There has been a lot of buzz about certain shortcuts that may have been taken with respect to foreclosures of some homes. Most states have a protocol, or procedure, that is supposed to be followed when real property is sold at foreclosure sale. Sometimes these procedures require that certain documents be signed or recorded. When these documents aren’t prepared and signed like they should be, then there can be a temptation to take shortcuts. Some borrowers have claimed that shortcuts were made with respect to their foreclosure documentation, and such claims are a source of much of the “buzz” about foreclosure procedures.
There is a constant need for veracity, or authenticity, of written documents. It’s actually a remarkable process. By using a series of papers and signatures, some borrowers can get a million dollars or more from a lender for the purpose of buying real property. Even though there can be a trend towards going “paperless” in some situations, there’s still a lot of our commercial law that is founded on paper. And the system has been in place for a long time. Whether it’s a contract, a deed, a mortgage, or a written loan agreement, there’s a lot of money that changes hands every day based on papers that have printed terms and signatures.
Unfortunately, the temptation for taking shortcuts can be very real. And sometimes even a downright fraud can look appealing. Though fraud is usually criminal, sometimes the potential rewards can look very appealing, and a person’s internal moral compass may be sufficiently dim that the prospect of “fast cash” may win out. When this happens, victims can be disappointed or financially injured, and when the true facts come to light, the person who hoped to make a lot of “fast cash” can find themself in a whole lot of trouble.
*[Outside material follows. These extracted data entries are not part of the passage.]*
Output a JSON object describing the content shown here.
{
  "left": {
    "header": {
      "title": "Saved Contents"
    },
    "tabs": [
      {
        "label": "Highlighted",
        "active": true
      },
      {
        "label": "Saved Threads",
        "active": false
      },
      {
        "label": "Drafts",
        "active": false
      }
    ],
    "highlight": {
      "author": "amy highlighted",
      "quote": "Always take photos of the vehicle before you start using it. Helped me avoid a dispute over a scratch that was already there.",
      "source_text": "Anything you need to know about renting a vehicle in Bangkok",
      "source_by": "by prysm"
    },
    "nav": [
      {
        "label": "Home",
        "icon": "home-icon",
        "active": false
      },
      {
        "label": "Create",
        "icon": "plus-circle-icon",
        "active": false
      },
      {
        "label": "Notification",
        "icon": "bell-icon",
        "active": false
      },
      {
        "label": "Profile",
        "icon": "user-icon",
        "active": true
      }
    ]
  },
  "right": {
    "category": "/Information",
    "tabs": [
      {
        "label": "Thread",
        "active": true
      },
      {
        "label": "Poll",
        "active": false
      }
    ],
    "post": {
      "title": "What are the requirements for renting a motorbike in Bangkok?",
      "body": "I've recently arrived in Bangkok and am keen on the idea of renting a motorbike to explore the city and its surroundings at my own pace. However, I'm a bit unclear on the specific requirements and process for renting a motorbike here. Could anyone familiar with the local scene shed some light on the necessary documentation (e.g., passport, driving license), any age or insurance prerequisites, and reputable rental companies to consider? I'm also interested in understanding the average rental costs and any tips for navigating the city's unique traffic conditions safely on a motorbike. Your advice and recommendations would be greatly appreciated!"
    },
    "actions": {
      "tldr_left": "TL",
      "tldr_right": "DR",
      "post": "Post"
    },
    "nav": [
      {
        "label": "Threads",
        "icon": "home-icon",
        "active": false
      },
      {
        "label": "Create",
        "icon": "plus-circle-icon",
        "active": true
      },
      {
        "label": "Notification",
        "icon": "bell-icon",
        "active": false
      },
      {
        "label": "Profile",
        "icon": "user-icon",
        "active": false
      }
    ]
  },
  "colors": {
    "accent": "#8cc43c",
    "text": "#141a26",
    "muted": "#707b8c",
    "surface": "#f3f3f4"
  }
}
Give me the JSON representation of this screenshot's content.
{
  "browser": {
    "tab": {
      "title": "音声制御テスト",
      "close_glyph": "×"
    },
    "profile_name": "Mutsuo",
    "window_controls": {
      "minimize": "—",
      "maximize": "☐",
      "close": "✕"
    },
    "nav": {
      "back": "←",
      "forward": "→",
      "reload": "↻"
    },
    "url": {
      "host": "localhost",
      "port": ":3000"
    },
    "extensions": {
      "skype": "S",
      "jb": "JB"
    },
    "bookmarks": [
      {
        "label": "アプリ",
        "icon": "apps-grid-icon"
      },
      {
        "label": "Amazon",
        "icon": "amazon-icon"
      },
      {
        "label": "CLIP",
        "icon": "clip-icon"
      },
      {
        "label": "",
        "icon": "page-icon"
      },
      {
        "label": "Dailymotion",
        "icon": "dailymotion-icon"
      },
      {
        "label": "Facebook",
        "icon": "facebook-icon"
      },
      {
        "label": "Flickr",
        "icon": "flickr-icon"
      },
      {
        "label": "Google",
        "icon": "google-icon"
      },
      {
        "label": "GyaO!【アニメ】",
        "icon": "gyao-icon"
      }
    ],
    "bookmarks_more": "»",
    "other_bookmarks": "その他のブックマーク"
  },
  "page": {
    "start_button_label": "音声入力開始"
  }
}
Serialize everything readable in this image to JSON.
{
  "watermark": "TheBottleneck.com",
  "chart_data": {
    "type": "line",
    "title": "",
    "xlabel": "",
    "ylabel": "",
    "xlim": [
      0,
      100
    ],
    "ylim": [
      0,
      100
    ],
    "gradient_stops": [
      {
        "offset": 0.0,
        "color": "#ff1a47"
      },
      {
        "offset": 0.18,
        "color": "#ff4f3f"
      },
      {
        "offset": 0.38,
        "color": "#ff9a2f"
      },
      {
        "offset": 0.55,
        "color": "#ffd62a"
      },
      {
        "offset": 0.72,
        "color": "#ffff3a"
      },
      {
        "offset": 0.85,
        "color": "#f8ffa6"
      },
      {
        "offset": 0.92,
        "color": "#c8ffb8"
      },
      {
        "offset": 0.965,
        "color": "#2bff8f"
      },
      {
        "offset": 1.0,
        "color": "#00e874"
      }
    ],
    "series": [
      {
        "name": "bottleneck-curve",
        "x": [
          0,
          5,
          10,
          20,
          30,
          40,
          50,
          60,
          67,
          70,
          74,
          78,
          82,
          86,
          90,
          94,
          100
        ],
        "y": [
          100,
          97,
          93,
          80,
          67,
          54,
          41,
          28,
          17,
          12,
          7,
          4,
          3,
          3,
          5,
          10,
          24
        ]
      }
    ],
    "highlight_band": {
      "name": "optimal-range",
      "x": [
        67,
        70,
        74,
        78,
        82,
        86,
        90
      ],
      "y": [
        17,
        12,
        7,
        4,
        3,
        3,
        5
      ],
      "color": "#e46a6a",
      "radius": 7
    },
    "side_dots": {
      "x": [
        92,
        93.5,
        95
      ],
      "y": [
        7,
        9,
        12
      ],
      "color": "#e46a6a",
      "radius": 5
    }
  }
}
The concept of a “Notary” has been around for a long time. “The notary public, or notary, is an official known in nearly all civilized countries. The office is of ancient origin. In Rome, during the republic, it existed . . . and there are records of the appointment of notaries by the Frankish kings and the Popes as early as the ninth century. They were chiefly employed in drawing up legal documents; as scribes or scriveners they took minutes and made short drafts of writings, either of a public or a private nature. In modern times their more characteristic duty is to attest the genuineness of any deeds or writings, in order to render the same available as evidence of the facts therein contained.” Benjamin F. Rex, The Notaries’ Manual section 1, at 1-2 (J.H. McMillan ed. 6th ed. 1913).
In other words, a modern notary will generally confirm, or witness, the authenticity of a signature. Many documents must be “notarized” before they can be recorded in the recorder’s office. For example, a deed that conveys ownership to real estate must be notarized, or it cannot be recorded. Likewise, a Deed of Trust must be notarized before it can be recorded. The notary takes evidence that the person signing the document is actually the person whose name appears on the document. This process provides an added layer of security that the signature on such document is genuine. However, the system is not foolproof. Notaries have been known to notarize documents after they were signed and without seeing evidence of the identity of the person who signed the document. Therefore, even when documents have been notarized, there is still a need for prudence, for care, and for good common sense. But when the system is working properly, the notarization on a document can be a good indicator that the signature is authentic.
Authentication of documents can involve complex factual and legal issues. Persons with questions concerning authenticity of documents should consult competent legal counsel.